Another influential change occurred in my life that Fall, when I moved for the first time in my life into the “suburbs”. Topics of speed, safety, and professional responsibility filled my blog as I launched another collaborative series, this time with Dustin Black. I became fascinated with how to make suburbs walkable and wrote a visioning post about the mall across the street from me that snowballed into the creation of the Better South Keys Centre community group, which advocates for progressive, sustainable redevelopment of the mall and has taught me many lessons about how to influence change at the community level.

My first ever crack at land-use planning: a conceptual plan for the redevelopment of South Keys Centre in 2021. This post sparked a movement that formed a community group dedicated to the cause.

In October 2021, I became a car owner for the first time in seven years and unpacked the decision in a lengthy post. The experience of living with and without a car in the suburbs taught me first-hand the mobility poverty that we create for people who can’t afford a car and motivates me every day to support these equity-deserving communities through my work.

In January 2022, just weeks before I became a parent, I published my most-researched post on this blog, “The Busway that Ottawa Abandoned”, a fascinating story about community dynamics and planning that included a trip to the Ottawa central library to dig up and read old documents in the archives.

Later in 2022, I started dabbling with creating my own videos, and my first one about how to design protected intersections was shared widely. I also collaborated with local Ottawa icon, Hans on the Bike, on a few posts involving us visiting places in Ottawa and commenting on them. Another milestone occurred in June 2022, when the first bike project I had designed back in 2019 completed construction, making it Toronto’s first protected intersection.

The first tangible impact of my work: Toronto’s first protected intersection, at Evelyn Wiggins Drive and Murray Ross Parkway.

Beyond the Automobile carried me to new heights and thrills in 2023 when I was invited to be the guest speaker at Creative Mornings Ottawa, a TED-style event where I delivered an impassioned 27-minute talk about how cycling can transform cities, including Ottawa.

Telling my story in a keynote to 120 people.

I’ve now reached the point where I often meet new people who already know of me through my blog. I can’t express how rewarding this is, especially when the person is an advocate or professional who shares that they’ve been inspired by my work. The legacy of Beyond the Automobile is real, and I’m so proud of it.

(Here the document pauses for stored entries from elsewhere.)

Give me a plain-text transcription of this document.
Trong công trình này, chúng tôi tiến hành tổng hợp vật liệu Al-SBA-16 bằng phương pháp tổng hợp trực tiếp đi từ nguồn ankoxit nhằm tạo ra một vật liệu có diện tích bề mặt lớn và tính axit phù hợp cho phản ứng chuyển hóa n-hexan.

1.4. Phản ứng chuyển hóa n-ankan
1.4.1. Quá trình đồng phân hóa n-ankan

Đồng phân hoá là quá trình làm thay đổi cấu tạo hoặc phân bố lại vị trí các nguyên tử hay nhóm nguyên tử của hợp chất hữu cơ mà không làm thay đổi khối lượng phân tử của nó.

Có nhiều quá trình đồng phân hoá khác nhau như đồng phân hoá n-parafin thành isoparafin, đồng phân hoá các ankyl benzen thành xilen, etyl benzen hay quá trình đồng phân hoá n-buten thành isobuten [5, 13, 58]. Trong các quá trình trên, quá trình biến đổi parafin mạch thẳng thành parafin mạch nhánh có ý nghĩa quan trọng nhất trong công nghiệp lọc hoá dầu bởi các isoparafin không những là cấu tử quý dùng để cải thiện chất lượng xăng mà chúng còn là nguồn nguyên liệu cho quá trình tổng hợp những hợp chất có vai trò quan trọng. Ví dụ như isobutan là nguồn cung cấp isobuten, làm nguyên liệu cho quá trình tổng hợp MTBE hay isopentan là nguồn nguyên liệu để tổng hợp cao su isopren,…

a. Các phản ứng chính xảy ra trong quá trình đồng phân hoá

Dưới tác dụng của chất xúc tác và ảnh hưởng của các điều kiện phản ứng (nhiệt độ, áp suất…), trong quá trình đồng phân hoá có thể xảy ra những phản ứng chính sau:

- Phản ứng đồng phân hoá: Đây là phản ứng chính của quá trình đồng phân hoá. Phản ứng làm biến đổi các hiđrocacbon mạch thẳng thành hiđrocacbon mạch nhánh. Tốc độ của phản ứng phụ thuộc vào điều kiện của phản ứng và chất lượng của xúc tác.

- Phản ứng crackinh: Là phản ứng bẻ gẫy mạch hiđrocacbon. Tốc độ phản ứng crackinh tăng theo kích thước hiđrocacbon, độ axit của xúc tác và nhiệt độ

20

What’s next? I’ll keep writing new content and sharing new ideas. This post marks the 96th one on this blog, and incredibly I have another 50 draft posts in various levels of development: reimagining more places, thinking critically about stroads, and developing more sustainable communities are all topics I have much more to write about.

For now though, I’m taking a big breath and feeling the satisfaction of creating something that started from a point of joy, opened new career doors for me, and now inspires and motivates others to join the cause. Thanks for reading!